Exhibit 1: Fixed income sector correlations to 10-year U.S. Treasury rates
When calculating empirical duration, a purist might try to choose the interest rate most closely associated with an individual security and map the changes in that rate with the changes in the value of the security. While this approach is theoretically more accurate, the complexity of performing this exercise across an entire portfolio of several hundred securities is not efficient and has little incremental benefit. Instead, a simpler alternative is to map individual securities to related indices and then to determine the beta of the yield of each index to the yield of an on-the-run 10-year Treasury as a proxy for interest rates. Once the beta is determined, the empirical duration of the portfolio can be calculated as follows:
Empirical duration ≈ weighted effective duration x yield beta
However, because of the shifting relationship between rates and spreads (as depicted in Exhibit 1) as well as changing market volatility, it is important to monitor a portfolio’s empirical duration over different time periods and frequencies (such as 3 months, 6 months, 1 year and 3 years and daily or weekly data). For instance, if a significant market dislocation occurred a year ago, the 3-month or 6-month empirical duration number may be a more accurate representation of the portfolio’s current sensitivity to changes in interest rates than the 1-year number, which would include data from this unusual market environment. While the portfolio’s effective duration will remain consistent over all of the different data sets, its empirical duration will fluctuate depending on the time frame used to evaluate the relationship.

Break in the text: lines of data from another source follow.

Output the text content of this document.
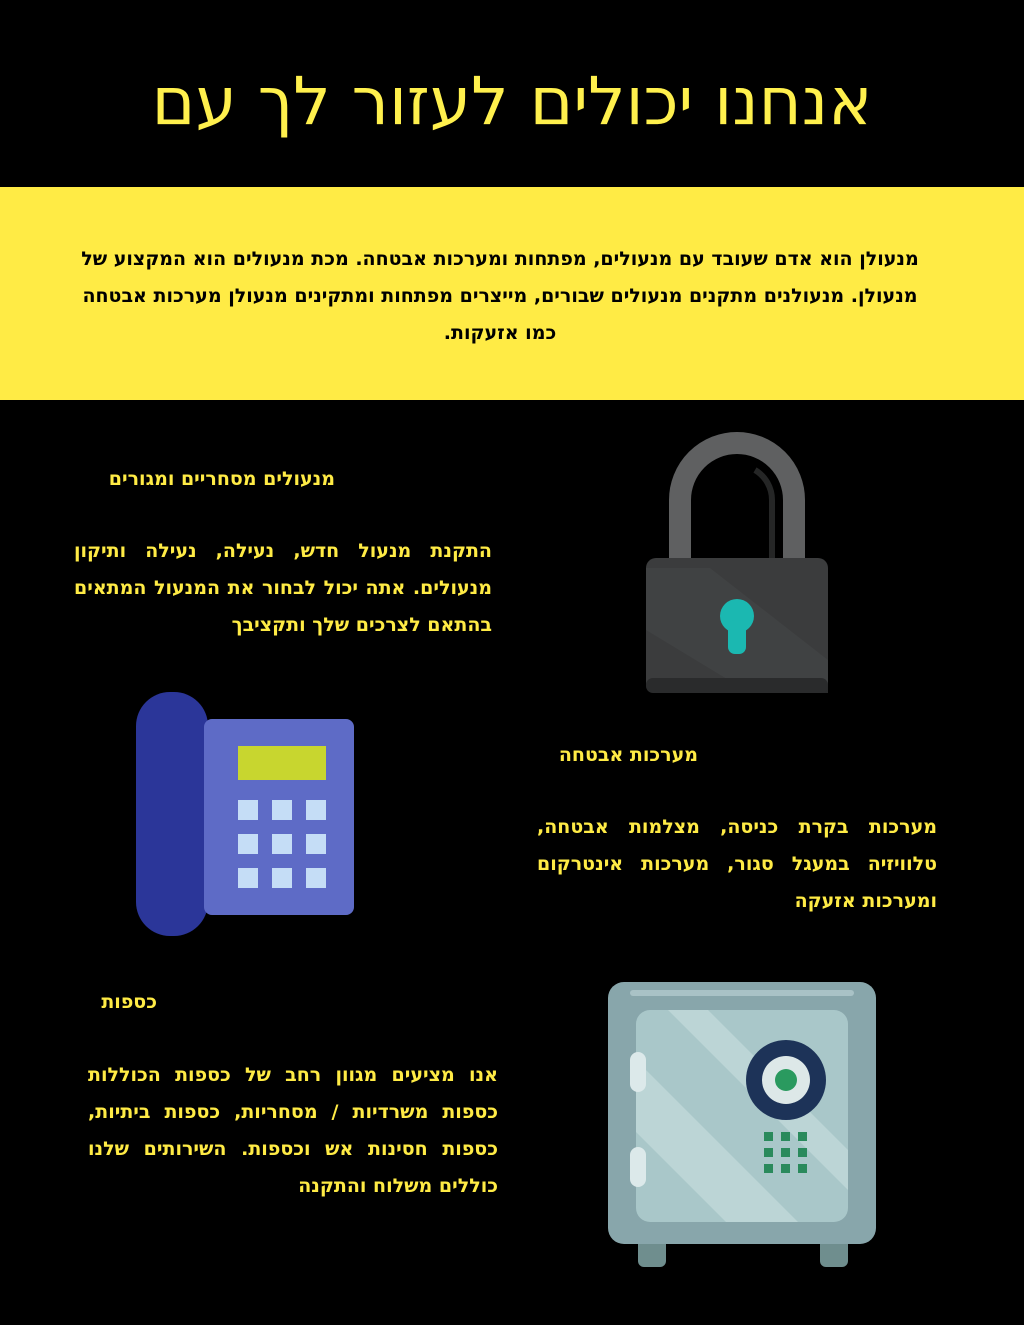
אנחנו יכולים לעזור לך עם
מנעולן הוא אדם שעובד עם מנעולים, מפתחות ומערכות אבטחה. מכת מנעולים הוא המקצוע של מנעולן. מנעולנים מתקנים מנעולים שבורים, מייצרים מפתחות ומתקינים מנעולן מערכות אבטחה כמו אזעקות.
מנעולים מסחריים ומגורים
התקנת מנעול חדש, נעילה, נעילה ותיקון מנעולים. אתה יכול לבחור את המנעול המתאים בהתאם לצרכים שלך ותקציבך
מערכות אבטחה
מערכות בקרת כניסה, מצלמות אבטחה, טלוויזיה במעגל סגור, מערכות אינטרקום ומערכות אזעקה
כספות
אנו מציעים מגוון רחב של כספות הכוללות כספות משרדיות / מסחריות, כספות ביתיות, כספות חסינות אש וכספות. השירותים שלנו כוללים משלוח והתקנה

Not surprisingly, due to the changing relationship between rates and spreads, portfolios will more closely track different duration calculations at different times. By matching the changes in a portfolio’s valuation as rates change to the different types of duration measures, a manager can determine which duration is truly the best measure of the portfolio’s sensitivity to changing interest rates. As Exhibit 2 depicts, for an unconstrained fixed income strategy, the implied value of a portfolio based on the empirical duration measure more closely tracks the actual value of the portfolio than that implied by the effective duration. While this is not the ultimate solution to understanding how a fixed income portfolio will perform during different rate environments, it is another tool that could be used to more holistically evaluate and monitor the risk in unconstrained fixed income strategies.
Exhibit 2: Correlation of unconstrained portfolio’s value versus implied value based on effective and empirical duration measures
* Effective duration takes into account the way in which changes in yield will affect the expected cash flows. It takes into account both the discounting that occurs at different yield levels as well as changes in cash flows. This is a more appropriate measure for any bond with an option embedded in it.